Analysis of ion currents in mass spectrometric profiles using glioblastoma tissue

Abstract

Background: The development of direct ambient ionization methods makes way for fast mass-spectrometry profiling of biological samples, which has great potential in medicine. Those methods, unlike traditional mass spectrometric analysis with chromatographic separation, are not able to take into account inter-ion interaction, ion suppression, and matrix effect due to the absence of chromatographic separation of the mixture components. So dynamics of ion current during direct ambient ionization mass-spectra is governed by the component micro-extraction and electrospray ionization influenced by the geometry of the sample, its position, and internal heterogeneity. Despite the progress in mass-spectrometry of biological samples, not much is known about the influence of sample type and structure on its molecular profile peculiarities.

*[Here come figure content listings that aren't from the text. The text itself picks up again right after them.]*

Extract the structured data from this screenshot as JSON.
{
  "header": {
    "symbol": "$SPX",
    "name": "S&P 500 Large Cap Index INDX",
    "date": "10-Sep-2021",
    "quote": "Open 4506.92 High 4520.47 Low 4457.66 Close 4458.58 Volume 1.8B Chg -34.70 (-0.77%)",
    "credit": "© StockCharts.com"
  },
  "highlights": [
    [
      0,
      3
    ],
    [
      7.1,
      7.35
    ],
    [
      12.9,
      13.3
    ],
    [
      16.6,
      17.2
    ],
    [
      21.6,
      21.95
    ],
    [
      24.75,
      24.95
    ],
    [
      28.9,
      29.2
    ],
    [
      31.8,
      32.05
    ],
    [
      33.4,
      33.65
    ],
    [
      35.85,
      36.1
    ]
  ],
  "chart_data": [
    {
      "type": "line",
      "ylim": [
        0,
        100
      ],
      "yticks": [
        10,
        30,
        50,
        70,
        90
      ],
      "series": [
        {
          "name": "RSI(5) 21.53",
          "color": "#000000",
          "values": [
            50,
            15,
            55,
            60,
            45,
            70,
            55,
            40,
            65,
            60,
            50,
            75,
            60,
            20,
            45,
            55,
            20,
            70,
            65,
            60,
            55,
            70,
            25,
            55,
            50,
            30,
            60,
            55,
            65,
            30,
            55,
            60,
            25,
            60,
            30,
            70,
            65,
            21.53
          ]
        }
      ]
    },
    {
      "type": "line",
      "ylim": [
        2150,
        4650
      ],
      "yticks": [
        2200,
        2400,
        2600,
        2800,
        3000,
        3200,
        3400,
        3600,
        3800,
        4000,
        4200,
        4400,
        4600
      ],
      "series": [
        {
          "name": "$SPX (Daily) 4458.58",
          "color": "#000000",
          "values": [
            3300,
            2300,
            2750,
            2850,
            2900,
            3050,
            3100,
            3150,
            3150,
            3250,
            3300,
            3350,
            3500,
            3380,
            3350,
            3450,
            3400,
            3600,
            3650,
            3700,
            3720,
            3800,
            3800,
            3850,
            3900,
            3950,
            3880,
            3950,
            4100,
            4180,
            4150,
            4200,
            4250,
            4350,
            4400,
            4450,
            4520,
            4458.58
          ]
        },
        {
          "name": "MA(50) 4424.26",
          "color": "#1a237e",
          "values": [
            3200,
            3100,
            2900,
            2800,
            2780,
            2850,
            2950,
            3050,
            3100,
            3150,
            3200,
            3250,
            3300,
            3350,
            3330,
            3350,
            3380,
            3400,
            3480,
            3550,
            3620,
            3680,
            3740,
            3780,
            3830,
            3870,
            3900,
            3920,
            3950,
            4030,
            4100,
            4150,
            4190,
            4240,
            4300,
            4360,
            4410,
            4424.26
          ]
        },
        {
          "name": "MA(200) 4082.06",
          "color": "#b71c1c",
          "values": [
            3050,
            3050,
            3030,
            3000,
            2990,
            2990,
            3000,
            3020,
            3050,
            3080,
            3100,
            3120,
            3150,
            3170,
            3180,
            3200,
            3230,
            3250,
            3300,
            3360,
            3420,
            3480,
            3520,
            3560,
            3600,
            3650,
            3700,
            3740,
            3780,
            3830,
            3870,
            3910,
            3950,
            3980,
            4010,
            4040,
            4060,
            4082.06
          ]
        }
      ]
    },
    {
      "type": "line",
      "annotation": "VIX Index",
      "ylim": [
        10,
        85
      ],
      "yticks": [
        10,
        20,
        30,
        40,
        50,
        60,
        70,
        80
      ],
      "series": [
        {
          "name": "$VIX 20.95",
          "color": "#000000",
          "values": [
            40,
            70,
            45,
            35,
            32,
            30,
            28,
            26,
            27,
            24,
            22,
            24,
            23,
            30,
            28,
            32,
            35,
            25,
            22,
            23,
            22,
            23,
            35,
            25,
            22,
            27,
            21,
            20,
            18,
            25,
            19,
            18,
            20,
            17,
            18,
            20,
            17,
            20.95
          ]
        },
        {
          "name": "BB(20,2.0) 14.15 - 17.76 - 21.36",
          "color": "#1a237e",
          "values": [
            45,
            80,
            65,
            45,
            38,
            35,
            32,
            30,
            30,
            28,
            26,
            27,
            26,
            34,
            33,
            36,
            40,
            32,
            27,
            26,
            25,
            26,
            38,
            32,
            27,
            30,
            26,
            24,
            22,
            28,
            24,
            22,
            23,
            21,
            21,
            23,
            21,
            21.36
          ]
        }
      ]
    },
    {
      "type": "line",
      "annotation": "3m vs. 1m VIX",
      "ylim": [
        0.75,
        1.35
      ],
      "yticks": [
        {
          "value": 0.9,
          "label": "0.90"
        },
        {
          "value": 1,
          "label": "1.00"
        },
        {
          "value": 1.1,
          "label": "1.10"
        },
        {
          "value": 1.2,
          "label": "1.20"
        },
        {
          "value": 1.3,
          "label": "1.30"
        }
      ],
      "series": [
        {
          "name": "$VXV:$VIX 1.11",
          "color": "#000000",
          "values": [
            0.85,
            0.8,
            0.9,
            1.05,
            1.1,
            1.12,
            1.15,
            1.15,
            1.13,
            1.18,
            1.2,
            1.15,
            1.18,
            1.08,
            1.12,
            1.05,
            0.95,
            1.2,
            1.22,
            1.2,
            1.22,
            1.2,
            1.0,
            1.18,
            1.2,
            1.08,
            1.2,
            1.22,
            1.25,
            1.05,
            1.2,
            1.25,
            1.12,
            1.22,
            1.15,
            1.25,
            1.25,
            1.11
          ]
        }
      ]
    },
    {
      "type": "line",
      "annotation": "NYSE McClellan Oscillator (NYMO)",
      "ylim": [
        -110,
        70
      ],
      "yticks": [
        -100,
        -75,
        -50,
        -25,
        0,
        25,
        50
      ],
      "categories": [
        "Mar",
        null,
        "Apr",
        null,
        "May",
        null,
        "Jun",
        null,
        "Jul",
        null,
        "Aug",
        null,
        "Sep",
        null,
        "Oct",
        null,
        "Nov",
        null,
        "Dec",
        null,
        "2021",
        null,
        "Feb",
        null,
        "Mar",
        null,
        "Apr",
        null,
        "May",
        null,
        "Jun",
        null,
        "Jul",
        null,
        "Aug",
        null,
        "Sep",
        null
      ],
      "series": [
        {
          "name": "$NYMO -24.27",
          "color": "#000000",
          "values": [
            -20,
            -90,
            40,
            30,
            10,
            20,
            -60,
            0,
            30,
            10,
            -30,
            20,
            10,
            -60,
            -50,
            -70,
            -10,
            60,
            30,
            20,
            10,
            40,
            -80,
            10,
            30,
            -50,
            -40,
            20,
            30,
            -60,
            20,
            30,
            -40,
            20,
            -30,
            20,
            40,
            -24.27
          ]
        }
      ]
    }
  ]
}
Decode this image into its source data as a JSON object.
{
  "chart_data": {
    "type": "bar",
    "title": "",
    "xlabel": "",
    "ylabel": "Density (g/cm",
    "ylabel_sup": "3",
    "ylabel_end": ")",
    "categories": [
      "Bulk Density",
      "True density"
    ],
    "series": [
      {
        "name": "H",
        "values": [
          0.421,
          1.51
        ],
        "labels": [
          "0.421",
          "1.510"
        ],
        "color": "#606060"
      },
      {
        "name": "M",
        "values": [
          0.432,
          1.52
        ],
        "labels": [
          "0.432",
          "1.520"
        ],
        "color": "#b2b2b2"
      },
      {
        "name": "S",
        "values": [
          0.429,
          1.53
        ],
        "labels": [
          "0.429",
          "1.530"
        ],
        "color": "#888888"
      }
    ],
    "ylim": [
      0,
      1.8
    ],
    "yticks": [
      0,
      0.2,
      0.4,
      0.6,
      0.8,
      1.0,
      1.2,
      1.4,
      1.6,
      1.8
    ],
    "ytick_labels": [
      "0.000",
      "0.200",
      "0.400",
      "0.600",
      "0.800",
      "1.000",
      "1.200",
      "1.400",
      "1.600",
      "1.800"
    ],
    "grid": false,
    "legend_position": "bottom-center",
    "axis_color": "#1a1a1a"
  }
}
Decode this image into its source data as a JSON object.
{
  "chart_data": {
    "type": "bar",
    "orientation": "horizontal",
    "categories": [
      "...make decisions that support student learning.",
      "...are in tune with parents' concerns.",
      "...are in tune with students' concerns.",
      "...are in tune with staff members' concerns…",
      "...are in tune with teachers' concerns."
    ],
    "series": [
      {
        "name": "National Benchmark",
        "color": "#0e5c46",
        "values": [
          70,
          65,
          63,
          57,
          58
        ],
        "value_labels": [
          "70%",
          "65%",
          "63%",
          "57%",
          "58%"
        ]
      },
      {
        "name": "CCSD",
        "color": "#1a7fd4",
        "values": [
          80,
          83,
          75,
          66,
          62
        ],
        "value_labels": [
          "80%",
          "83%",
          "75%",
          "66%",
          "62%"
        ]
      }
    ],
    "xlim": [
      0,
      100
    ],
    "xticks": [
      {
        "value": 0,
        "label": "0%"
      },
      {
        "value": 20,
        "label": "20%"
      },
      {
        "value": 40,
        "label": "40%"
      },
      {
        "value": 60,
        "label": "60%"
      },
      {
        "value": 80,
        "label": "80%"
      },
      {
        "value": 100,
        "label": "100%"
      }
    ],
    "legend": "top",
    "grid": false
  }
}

Methods: In this work, we propose to use analysis of the correlation between individual ion currents for a better understanding of ion current variability sources and grouping ions of high biological importance. Several fragments of glioblastoma tissue from a single patient are used for these purposes. Results: Ion currents have different dynamics considering different ions in different fragments. The correlation of two selected ion currents could be positive or negative for single fragment measurement. Correlations have persistent or alternating signs in different fragments for two selected ions. The spread of correlations of each pair of ion currents is calculated for evaluation of the signs’ stability. Conclusions: We were able to group ions according to the primary reason for their variabilities such as micro-extraction, mass-spectrometry measurement, or specimens' properties. Such grouping would allow the development of more reliable and reproducible methods of mass-spectrometry data analysis and improve the accuracy of results of its application in medicine.